Oltre a questo occorre tenere conto che i soggetti rientranti nella definizione di società di partecipazione non finanziaria devono attrezzarsi per far fronte agli adempimenti loro richiesti. In particolare:
- L’iscrizione dell’indirizzo PEC (“Posta elettronica Certificata“) al Registro Elettronico degli Indirizzi (REI);
- La predisposizione delle comunicazioni da inviare all’Agenzia delle Entrate.
Vediamo, quindi, in questo articolo come effettuare correttamente il test di prevalenza per la qualificazione di holding, ovvero società di partecipazione non finanziaria.
Indice degli Argomenti
- Art. 162-bis del TUIR per le holding – società di partecipazione non finanziaria
- Come si determina il requisito della prevalenza per le holding non finanziarie?
- Principali caratteristiche fiscali delle holding industriali – società di partecipazioni non finanziarie
- Le comunicazioni obbligatorie a cui sono soggette le holding industriali – soggetti a partecipazione non finanziaria
- Cos’è l’archivio dei rapporti finanziari?

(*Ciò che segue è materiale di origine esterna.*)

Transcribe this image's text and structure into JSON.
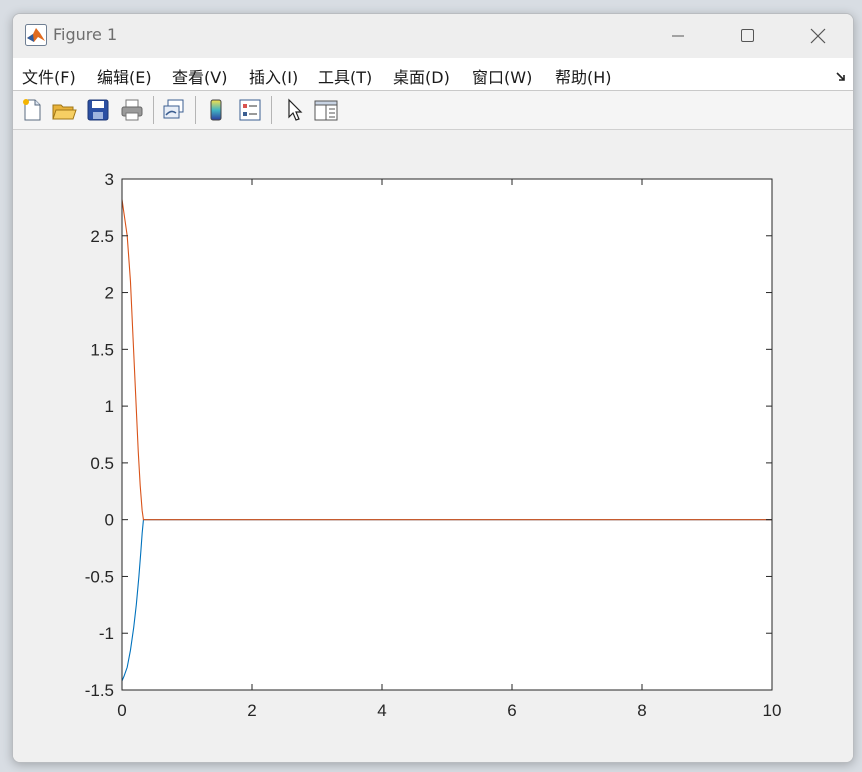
{
  "window": {
    "title": "Figure 1"
  },
  "menu": {
    "items": [
      "文件(F)",
      "编辑(E)",
      "查看(V)",
      "插入(I)",
      "工具(T)",
      "桌面(D)",
      "窗口(W)",
      "帮助(H)"
    ]
  },
  "toolbar": {
    "buttons": [
      "new-figure-icon",
      "open-file-icon",
      "save-icon",
      "print-icon",
      "link-plot-icon",
      "insert-colorbar-icon",
      "insert-legend-icon",
      "edit-plot-arrow-icon",
      "property-inspector-icon"
    ]
  },
  "colors": {
    "series1": "#0072BD",
    "series2": "#D95319"
  },
  "chart_data": {
    "type": "line",
    "title": "",
    "xlabel": "",
    "ylabel": "",
    "xlim": [
      0,
      10
    ],
    "ylim": [
      -1.5,
      3
    ],
    "xticks": [
      0,
      2,
      4,
      6,
      8,
      10
    ],
    "yticks": [
      3,
      2.5,
      2,
      1.5,
      1,
      0.5,
      0,
      -0.5,
      -1,
      -1.5
    ],
    "xtick_labels": [
      "0",
      "2",
      "4",
      "6",
      "8",
      "10"
    ],
    "ytick_labels": [
      "3",
      "2.5",
      "2",
      "1.5",
      "1",
      "0.5",
      "0",
      "-0.5",
      "-1",
      "-1.5"
    ],
    "grid": false,
    "series": [
      {
        "color": "#0072BD",
        "x": [
          0,
          0.03,
          0.08,
          0.13,
          0.18,
          0.22,
          0.26,
          0.29,
          0.31,
          0.33,
          10
        ],
        "y": [
          -1.42,
          -1.38,
          -1.3,
          -1.15,
          -0.95,
          -0.75,
          -0.5,
          -0.28,
          -0.12,
          0,
          0
        ]
      },
      {
        "color": "#D95319",
        "x": [
          0,
          0.03,
          0.08,
          0.13,
          0.17,
          0.21,
          0.25,
          0.28,
          0.31,
          0.33,
          10
        ],
        "y": [
          2.82,
          2.7,
          2.5,
          2.1,
          1.6,
          1.1,
          0.6,
          0.3,
          0.08,
          0,
          0
        ]
      }
    ]
  }
}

- Holding industriali: consulenza fiscale
Art. 162-bis del TUIR per le holding – società di partecipazione non finanziaria
L’art. 162-bis del TUIR, al comma 1, fornisce una dettagliata definizione di tra concetti importanti, ovvero:
- Gli intermediari finanziari (lett. a);
- Le società di partecipazione finanziaria (lett. b);
- Le società di partecipazione non finanziaria (lett. c)
Secondo l’art. 162-bis, comma 1, lett. c) del TUIR, si considerano società di partecipazione non finanziaria e soggetti assimilati i soggetti che:
- Esercitano, in via esclusiva o prevalente, l’attività di assunzione di partecipazioni in
soggetti diversi dagli intermediari finanziari; - Svolgono attività non nei confronti del pubblico ai sensi dell’art. 3 co. 2 del DM
2.4.2015 n. 53, “se inclusi in un gruppo di soggetti che svolgono prevalentemente
attività di tipo industriale e commerciale“.
La prevalenza sussiste quando, in base ai dati del bilancio approvato relativo all’ultimo
esercizio chiuso, l’ammontare complessivo delle partecipazioni in questi soggetti e degli “altri elementi patrimoniali intercorrenti con i medesimi” è superiore al 50% del totale dell’attivo patrimoniale.
Gli “altri elementi patrimoniali” menzionati dalla norma comprendono i crediti finanziari, mentre sono esclusi i crediti commerciali, le royalties, i canoni di locazione
infragruppo, ecc. Non rileva in alcun modo, invece, la struttura del Conto economico e la suddivisione dei ricavi e proventi tra quelli finanziari e quelli non finanziari.
Sostanzialmente rientrano tra le società di partecipazione non finanziaria (le holding industriali) le società che esercitano, in via esclusiva o prevalente, l’attività di assunzione di partecipazione in soggetti diversi dagli intermediari finanziari (ovvero società industriali, commerciali o di servizi).
ATTIVITA’ ESCLUSIVA DI HOLDING NON FINANZIARIA
Il requisito della prevalenza non deve essere verificato per le holding in cui l’assunzione e la gestione di partecipazioni costituisce attività esclusiva. Queste sono già holding non finanziarie a prescindere.
Società di partecipazione non finanziaria e sub-holding: chiarimenti
Nel corso di Telefisco 2019, l’Agenzia delle Entrate ha chiarito che, per verificare se la holding che possiede solo partecipazioni in una sub-holding sia un intermediario finanziario, è necessario guardare alla composizione delle partecipazioni detenute dalla sub-holding.
Come si determina il requisito della prevalenza per le holding non finanziarie?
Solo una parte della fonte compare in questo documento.